問96 機密情報の取得などを目的として,特定の組織や個人に対して,複数の攻撃手法を使うなどして長期間にわたり継続的に攻撃を行うという特徴をもつ,サイバー攻撃はどれか。

選択肢

  • APT 攻撃
  • DDoS 攻撃
  • ゼロデイ攻撃
  • パスワードリスト攻撃

解説

正解:

概要

この問題は,特定の組織や個人に対して長期間にわたり継続的に行われるサイバー攻撃の名称を問うものです。各種サイバー攻撃の特徴を正しく区別することがポイントです。

正解の理由

APT攻撃(Advanced Persistent Threat,高度持続的脅威)は,特定の組織・個人を標的として,複数の攻撃手法を組み合わせながら機密情報の窃取などを目的に長期間にわたり継続的に行われるサイバー攻撃です。アが正解です。

各選択肢の解説

ア(〇): APT攻撃の正しい説明です。標的型・長期継続型・高度な複合手法が特徴です。

イ(×): DDoS攻撃(Distributed Denial of Service)は,大量のリクエストをサーバに送りつけてサービスを停止させる攻撃です。特定組織への長期継続的な攻撃ではありません。

ウ(×): ゼロデイ攻撃は,ソフトウェアの未知の脆弱性(修正パッチが未提供)を悪用する攻撃手法です。長期継続性を必ずしも持ちません。

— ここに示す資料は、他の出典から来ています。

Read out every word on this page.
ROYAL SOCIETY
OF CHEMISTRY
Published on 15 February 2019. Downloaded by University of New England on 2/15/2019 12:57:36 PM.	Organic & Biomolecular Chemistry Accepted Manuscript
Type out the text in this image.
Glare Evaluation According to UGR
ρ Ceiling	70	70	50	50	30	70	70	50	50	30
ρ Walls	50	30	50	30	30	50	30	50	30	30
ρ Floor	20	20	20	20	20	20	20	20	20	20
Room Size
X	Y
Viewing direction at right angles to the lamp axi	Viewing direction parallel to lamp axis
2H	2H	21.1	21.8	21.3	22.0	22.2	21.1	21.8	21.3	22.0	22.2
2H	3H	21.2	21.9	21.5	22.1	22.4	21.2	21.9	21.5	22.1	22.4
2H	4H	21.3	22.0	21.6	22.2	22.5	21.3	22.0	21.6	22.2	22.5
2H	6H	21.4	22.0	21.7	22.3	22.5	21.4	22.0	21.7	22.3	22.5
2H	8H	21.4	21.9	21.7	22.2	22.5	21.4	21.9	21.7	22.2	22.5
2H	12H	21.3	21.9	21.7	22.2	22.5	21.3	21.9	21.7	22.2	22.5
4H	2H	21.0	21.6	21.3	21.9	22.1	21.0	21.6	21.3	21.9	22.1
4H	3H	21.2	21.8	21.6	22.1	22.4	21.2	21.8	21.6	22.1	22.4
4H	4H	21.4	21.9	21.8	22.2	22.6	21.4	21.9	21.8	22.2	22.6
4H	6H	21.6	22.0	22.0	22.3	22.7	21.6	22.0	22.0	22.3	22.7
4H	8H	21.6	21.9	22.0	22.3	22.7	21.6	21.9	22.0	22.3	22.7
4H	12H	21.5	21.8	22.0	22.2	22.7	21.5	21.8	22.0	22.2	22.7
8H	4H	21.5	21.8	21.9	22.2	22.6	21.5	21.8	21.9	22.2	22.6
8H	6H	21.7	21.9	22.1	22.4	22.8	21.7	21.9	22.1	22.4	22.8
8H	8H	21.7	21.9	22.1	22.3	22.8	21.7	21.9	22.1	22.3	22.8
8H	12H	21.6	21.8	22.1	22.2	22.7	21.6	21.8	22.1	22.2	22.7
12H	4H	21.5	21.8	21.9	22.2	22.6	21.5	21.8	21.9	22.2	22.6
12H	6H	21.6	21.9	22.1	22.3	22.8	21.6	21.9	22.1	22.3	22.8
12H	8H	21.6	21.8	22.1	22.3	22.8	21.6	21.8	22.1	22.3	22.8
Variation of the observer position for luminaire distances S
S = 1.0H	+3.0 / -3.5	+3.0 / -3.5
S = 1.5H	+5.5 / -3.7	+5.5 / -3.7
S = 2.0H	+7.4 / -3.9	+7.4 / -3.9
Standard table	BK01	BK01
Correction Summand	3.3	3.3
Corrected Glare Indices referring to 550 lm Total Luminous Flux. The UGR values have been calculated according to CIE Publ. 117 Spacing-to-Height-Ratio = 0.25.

エ(×): パスワードリスト攻撃は,流出したID・パスワードの一覧を使って不正ログインを試みる攻撃です。特定組織への長期継続的攻撃ではありません。

ポイント

APT攻撃は,国家レベルの組織が関与するケースも多く,標的型メール,マルウェア感染,ゼロデイ脆弱性の悪用など多様な手法を組み合わせます。防御には多層防御,ログ監視,侵入後の検知(EDRなど)が重要です。